Blessed Martyr Volodymyr Pryima
June 2, 2024
On the second Sunday after Pentecost, our Church prayerfully honours all the saints of Ukraine. Today we are telling about one of them, the Blessed Martyr Volodymyr Pryima, near whose relics we will pray together very soon during the Eparchial Pilgrimage to Canberra, June 8–9.
Blessed Martyr Volodymyr Pryima was born on July 17, 1906, in the village of Stradch in Yavoriv district, to the family of a cantor and secretary of the local church, Ivan Pryima and Anna Horalevych. It is obvious that the parents paid great attention to the Christian upbringing and education of their children because Volodymyr’s older brothers, Myron and Maxym, became priests. Volodymyr, after graduating from the Cantor School under Metropolitan Andrey Sheptytskyy, returned to his native village and continued his father’s work, becoming a cantor and a choir conductor in the parish church. He took an active part in the life of his parish. According to archival documents, he and the then parish priest, Fr. M. Voyakovsky, created the “Prosvita” reading room in Stradch, and he also held a leadership position in the village.
On November 10, 1931, Volodymyr married Maria Stoyko. They raised four children together. Volodymyr Pryima was a respected person in the village; his fellow villagers loved and appreciated him for his honesty and fairness. At the beginning of the Second World War, when it was already clear that danger was lurking, on June 26, 1941, Fr. Mykola Konrad was called to confess to a sick woman in a neighbouring village.

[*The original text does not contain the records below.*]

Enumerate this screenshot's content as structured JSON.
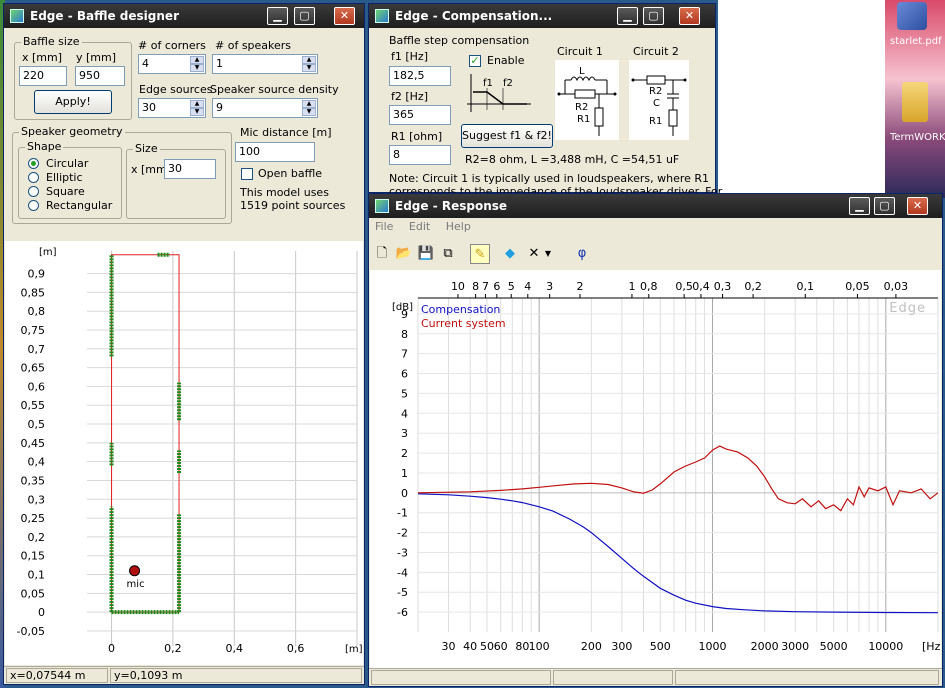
{
  "desktop": {
    "icon_label_1": "starlet.pdf",
    "icon_label_2": "TermWORK"
  },
  "baffle": {
    "title": "Edge - Baffle designer",
    "baffle_size": {
      "group_label": "Baffle size",
      "x_label": "x [mm]",
      "y_label": "y [mm]",
      "x_value": "220",
      "y_value": "950",
      "apply": "Apply!"
    },
    "corners_label": "# of corners",
    "corners_value": "4",
    "speakers_label": "# of speakers",
    "speakers_value": "1",
    "edge_label": "Edge sources",
    "edge_value": "30",
    "density_label": "Speaker source density",
    "density_value": "9",
    "geometry": {
      "group_label": "Speaker geometry",
      "shape_label": "Shape",
      "shapes": [
        "Circular",
        "Elliptic",
        "Square",
        "Rectangular"
      ],
      "selected": 0,
      "size_label": "Size",
      "x_label": "x [mm]",
      "x_value": "30"
    },
    "mic_label": "Mic distance [m]",
    "mic_value": "100",
    "open_baffle": "Open baffle",
    "model_text_1": "This model uses",
    "model_text_2": "1519 point sources",
    "status_x": "x=0,07544 m",
    "status_y": "y=0,1093 m"
  },
  "compensation": {
    "title": "Edge - Compensation...",
    "group_label": "Baffle step compensation",
    "f1_label": "f1 [Hz]",
    "f1_value": "182,5",
    "f2_label": "f2 [Hz]",
    "f2_value": "365",
    "r1_label": "R1 [ohm]",
    "r1_value": "8",
    "enable": "Enable",
    "graph_label_f1": "f1",
    "graph_label_f2": "f2",
    "circuit1": "Circuit 1",
    "circuit2": "Circuit 2",
    "c1_L": "L",
    "c1_R2": "R2",
    "c1_R1": "R1",
    "c2_R2": "R2",
    "c2_C": "C",
    "c2_R1": "R1",
    "suggest": "Suggest f1 & f2!",
    "result": "R2=8 ohm, L =3,488 mH, C =54,51 uF",
    "note_1": "Note: Circuit 1 is typically used in loudspeakers, where R1",
    "note_2": "corresponds to the impedance of the loudspeaker driver. For"
  },
  "response": {
    "title": "Edge - Response",
    "menu": [
      "File",
      "Edit",
      "Help"
    ],
    "tools": {
      "phi": "φ"
    },
    "watermark": "Edge",
    "legend": [
      "Compensation",
      "Current system"
    ],
    "colors": {
      "compensation": "#1010c0",
      "current": "#c01010"
    }
  },
  "chart_data": [
    {
      "type": "scatter",
      "title": "",
      "xlabel": "[m]",
      "ylabel": "[m]",
      "xlim": [
        -0.08,
        0.8
      ],
      "ylim": [
        -0.09,
        0.96
      ],
      "xticks": [
        "0",
        "0,2",
        "0,4",
        "0,6"
      ],
      "yticks": [
        "-0,05",
        "0",
        "0,05",
        "0,1",
        "0,15",
        "0,2",
        "0,25",
        "0,3",
        "0,35",
        "0,4",
        "0,45",
        "0,5",
        "0,55",
        "0,6",
        "0,65",
        "0,7",
        "0,75",
        "0,8",
        "0,85",
        "0,9"
      ],
      "baffle_outline": [
        [
          0,
          0
        ],
        [
          0.22,
          0
        ],
        [
          0.22,
          0.95
        ],
        [
          0,
          0.95
        ]
      ],
      "mic": {
        "x": 0.075,
        "y": 0.11,
        "label": "mic"
      },
      "edge_source_ranges": [
        {
          "edge": "left",
          "from": 0.0,
          "to": 0.28
        },
        {
          "edge": "left",
          "from": 0.39,
          "to": 0.45
        },
        {
          "edge": "left",
          "from": 0.68,
          "to": 0.95
        },
        {
          "edge": "right",
          "from": 0.0,
          "to": 0.26
        },
        {
          "edge": "right",
          "from": 0.37,
          "to": 0.43
        },
        {
          "edge": "right",
          "from": 0.51,
          "to": 0.61
        },
        {
          "edge": "bottom",
          "from": 0.0,
          "to": 0.22
        },
        {
          "edge": "top",
          "from": 0.15,
          "to": 0.19
        }
      ],
      "grid": true
    },
    {
      "type": "line",
      "x_scale": "log",
      "xlim": [
        20,
        20000
      ],
      "ylim": [
        -7,
        9.8
      ],
      "xlabel": "[Hz]",
      "ylabel": "[dB]",
      "xticks": [
        30,
        40,
        50,
        60,
        80,
        100,
        200,
        300,
        500,
        1000,
        2000,
        3000,
        5000,
        10000
      ],
      "yticks": [
        -6,
        -5,
        -4,
        -3,
        -2,
        -1,
        0,
        1,
        2,
        3,
        4,
        5,
        6,
        7,
        8,
        9
      ],
      "top_axis_ticks": [
        {
          "label": "10",
          "hz": 34
        },
        {
          "label": "8",
          "hz": 43
        },
        {
          "label": "7",
          "hz": 49
        },
        {
          "label": "6",
          "hz": 57
        },
        {
          "label": "5",
          "hz": 69
        },
        {
          "label": "4",
          "hz": 86
        },
        {
          "label": "3",
          "hz": 115
        },
        {
          "label": "2",
          "hz": 172
        },
        {
          "label": "1",
          "hz": 343
        },
        {
          "label": "0,8",
          "hz": 429
        },
        {
          "label": "0,5",
          "hz": 686
        },
        {
          "label": "0,4",
          "hz": 858
        },
        {
          "label": "0,3",
          "hz": 1143
        },
        {
          "label": "0,2",
          "hz": 1715
        },
        {
          "label": "0,1",
          "hz": 3430
        },
        {
          "label": "0,05",
          "hz": 6860
        },
        {
          "label": "0,03",
          "hz": 11433
        }
      ],
      "grid": true,
      "series": [
        {
          "name": "Compensation",
          "x": [
            20,
            30,
            40,
            50,
            60,
            70,
            80,
            100,
            120,
            150,
            180,
            200,
            250,
            300,
            350,
            400,
            500,
            600,
            700,
            800,
            1000,
            1200,
            1500,
            2000,
            3000,
            5000,
            10000,
            20000
          ],
          "y": [
            -0.05,
            -0.1,
            -0.17,
            -0.24,
            -0.32,
            -0.4,
            -0.49,
            -0.7,
            -0.92,
            -1.32,
            -1.72,
            -2.0,
            -2.7,
            -3.3,
            -3.8,
            -4.2,
            -4.8,
            -5.15,
            -5.4,
            -5.55,
            -5.72,
            -5.82,
            -5.88,
            -5.94,
            -5.98,
            -6.0,
            -6.02,
            -6.03
          ]
        },
        {
          "name": "Current system",
          "x": [
            20,
            40,
            60,
            80,
            100,
            130,
            160,
            200,
            250,
            300,
            350,
            400,
            450,
            500,
            600,
            700,
            800,
            900,
            1000,
            1100,
            1200,
            1400,
            1600,
            1800,
            2000,
            2200,
            2400,
            2700,
            3000,
            3300,
            3700,
            4100,
            4500,
            5000,
            5500,
            6000,
            6500,
            7000,
            7500,
            8000,
            9000,
            10000,
            11000,
            12000,
            14000,
            16000,
            18000,
            20000
          ],
          "y": [
            0.0,
            0.05,
            0.12,
            0.2,
            0.28,
            0.38,
            0.45,
            0.48,
            0.42,
            0.25,
            0.05,
            -0.02,
            0.15,
            0.45,
            1.05,
            1.35,
            1.55,
            1.75,
            2.15,
            2.35,
            2.2,
            2.05,
            1.75,
            1.35,
            0.8,
            0.2,
            -0.3,
            -0.5,
            -0.55,
            -0.3,
            -0.7,
            -0.4,
            -0.8,
            -0.6,
            -0.9,
            -0.3,
            -0.6,
            0.3,
            -0.2,
            0.25,
            0.1,
            0.3,
            -0.6,
            0.1,
            0.0,
            0.2,
            -0.3,
            0.0
          ]
        }
      ]
    }
  ]
}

According to eyewitnesses, people attempted to dissuade the priest and told him not to go because of the terrible dangers. But Father Mykola could not violate his priestly duty and, despite all the danger, decided to go. Then the cantor, Volodymyr Pryima, said, “Father, I will not let you go by yourself; I will go with you.” Fr. Mykola Konrad dressed in his cassock and, together with cantor Volodymyr Pryima, left. They did not return.
As the priest and the cantor commenced their return journey, they were confronted by the NKVD, the Soviet secret police. Incensed by seeing these men of God, the NKVD arrested Fr. Mykola and Volodymyr and started moving them towards Lviv. The villagers saw all this from a distance and informed Volodymyr’s wife, Maria, about what had happened. She caught up with the hostages in the neighbouring village of Yamelnya and threw herself on her husband’s chest. Then one of the NKVD offices wanted to shoot her, but the other, not wanting to waste bullets, began to beat the woman with a butt of his rifle, after which they left her unconscious and went on.
The following morning, the German army entered the village, but people were still forbidden to go to the forest. Almost a week later, when the danger had passed, the people went to look for their priest and cantor and found their bodies in a forest area called “Birok” on the outskirts of the nearby village of Yamlenya. Eyewitnesses testified that the cantor was badly mutilated: his ribs were broken, his body was cut, and his chest was pierced with a bayonet. Volodymyr Pryima was buried in the cemetery near the church in his native village.
On June 27, 2001, during his visit to Ukraine, Pope John Paul II proclaimed the layman — cantor Volodymyr Pryima a Blessed Martyr of the Holy Church together with 25 other new martyrs of the UGCC. In 2011, the relics of Blessed Volodymyr Pryima were exhumed and with much solemnity transferred to the parish church of the Dormition of the Most Holy in the village of Stradch, Yavoriv district, Lviv region. In September 2012, the Synod of Bishops of the UGCC, which took place in Winnipeg (Canada), proclaimed Blessed Volodymyr Pryima the patron of the laity. And on June 26, 2013, he was officially proclaimed the patron saint of lay Ukrainian Greek Catholics.
During his visit to Australia in September 2014, His Beatitude Patriarch Sviatoslav proclaimed the Church of St. Volodymyr in Canberra a place of pilgrimage for the faithful of the Melbourne Eparchy and handed over to us for worship the relics of the Blessed Martyr Volodymyr Pryima, which are now kept in the church in Canberra. During the Eparchial Pilgrimage to Canberra on June 8–9, we will have the opportunity to pray together near these relics.